Les hedge funds investis en actifs de dette émergente (y compris dans le cadre des styles Global Macro, obligataire et Relative Value) ont dans l'ensemble bien résisté à l’effondrement du marché, bénéficiant de la réduction globale de leurs expositions et de leur préférence pour les émissions de qualité élevée. Depuis, ils ont accru l'exposition au risque au sein de leurs portefeuilles en privilégiant des titres de moindre qualité jusqu’au mois de juillet, ce qui leur a permis de conserver la plus grande partie de l'alpha généré depuis mars. En revanche, ces stratégies sont généralement passées à côté de la dernière étape du rebond en août. Soucieux de la moindre liquidité estivale, de valorisations devenues moins attractives et d'émissions record de dette émergente, les hedge funds ont commencé à augmenter leur part de liquidités.

 

Parallèlement, après avoir atteint son paroxysme en avril, la dispersion entre les performances des actifs de dette émergente (en fonction des pays, notations, secteurs ou échéances) a fini par s’estomper. Par ailleurs, les corrélations progressent régulièrement depuis juin, signe d’une moindre différenciation parmi les moteurs de rendement et d'une plus grande sensibilité aux flux investis massivement dans la classe d'actifs. Pour finir, les opportunités géographiques de valeur relative sont devenues moins nombreuses. Les modèles du marché et fondamentaux indiquent que les justes niveaux des spreads de la dette émergente en devise forte ont augmenté d'environ 40 pb, tant en termes absolus que relatifs.

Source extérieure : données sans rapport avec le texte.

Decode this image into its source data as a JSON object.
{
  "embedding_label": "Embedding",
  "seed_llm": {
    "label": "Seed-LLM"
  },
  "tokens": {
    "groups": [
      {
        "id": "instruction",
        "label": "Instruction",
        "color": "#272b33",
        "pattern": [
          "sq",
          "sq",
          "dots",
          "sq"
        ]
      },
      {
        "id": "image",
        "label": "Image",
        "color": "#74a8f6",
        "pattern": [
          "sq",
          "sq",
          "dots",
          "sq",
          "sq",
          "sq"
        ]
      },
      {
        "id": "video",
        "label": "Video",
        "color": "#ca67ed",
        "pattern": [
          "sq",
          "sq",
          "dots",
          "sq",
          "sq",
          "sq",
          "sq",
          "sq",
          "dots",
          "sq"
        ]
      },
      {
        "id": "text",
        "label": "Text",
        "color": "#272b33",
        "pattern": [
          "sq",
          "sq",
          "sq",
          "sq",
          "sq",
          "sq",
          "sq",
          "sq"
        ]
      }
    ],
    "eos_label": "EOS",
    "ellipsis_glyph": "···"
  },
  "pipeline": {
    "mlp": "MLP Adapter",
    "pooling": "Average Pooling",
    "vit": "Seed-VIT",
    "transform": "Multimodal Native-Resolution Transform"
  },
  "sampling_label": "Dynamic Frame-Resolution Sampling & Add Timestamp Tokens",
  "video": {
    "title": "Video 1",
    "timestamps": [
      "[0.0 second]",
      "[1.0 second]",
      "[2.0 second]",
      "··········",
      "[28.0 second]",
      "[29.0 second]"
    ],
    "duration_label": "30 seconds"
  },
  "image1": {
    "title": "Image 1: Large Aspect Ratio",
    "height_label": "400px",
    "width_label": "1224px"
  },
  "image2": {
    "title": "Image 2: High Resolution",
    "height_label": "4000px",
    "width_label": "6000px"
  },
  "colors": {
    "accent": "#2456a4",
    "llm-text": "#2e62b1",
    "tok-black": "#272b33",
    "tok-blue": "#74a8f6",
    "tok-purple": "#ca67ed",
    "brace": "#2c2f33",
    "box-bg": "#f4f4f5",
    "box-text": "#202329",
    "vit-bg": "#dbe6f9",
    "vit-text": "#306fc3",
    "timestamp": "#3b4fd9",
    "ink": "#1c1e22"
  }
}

Globalement, le rebond des actifs émergents a réduit le potentiel de création d’alpha. Pour l’instant, le positionnement moyen des gérants de hedge funds est long, mais ils conservent des liquidités à disposition en vue de profiter d'opportunités ultérieures.

 

Selon nous, cet environnement d’alpha moins favorable ne sera que temporaire. Les spreads actuels de la dette émergente pourraient ne pas refléter les perspectives de reprise inégales des différents pays. Dans la plupart d’entre eux, la pandémie a laissé de profondes cicatrices et d’autres mesures de relance seront nécessaires. Les autorités devront donc trouver le juste équilibre avec leurs mesures d’expansion budgétaire, qui devront soutenir la croissance tout en évitant les sorties de capitaux. Les tendances d’inflation (et les objectifs d'inflation des banques centrales) hétérogènes des différents pays émergents risquent de devenir un facteur majeur de différenciation à l’avenir. D’autre part, dans le contexte de l’accélération de la démondialisation, ils n’auront probablement pas tous le même succès dans la quête de nouveaux moteurs de croissance. L’essoufflement du cycle des matières premières, la concentration des chaînes d'approvisionnement, le vieillissement démographique dans les pays développés et le protectionnisme devraient empêcher le commerce international de revenir à ses niveaux précédents. Enfin, les pays émergents seront affectés à différents degrés par la concurrence de plus en plus vive entre la Chine et les États-Unis, indépendamment du résultat de l’élection présidentielle.

 

C’est pourquoi nous pensons que l’environnement des actifs émergents devrait redevenir plus propice à la différenciation, et donc à la génération d’alpha. Dans l’intervalle, la dette émergente offre toujours, selon nous, de bons avantages de diversification dans un portefeuille de crédit, avec un rendement annualisé attendu aux alentours de 4%-5%.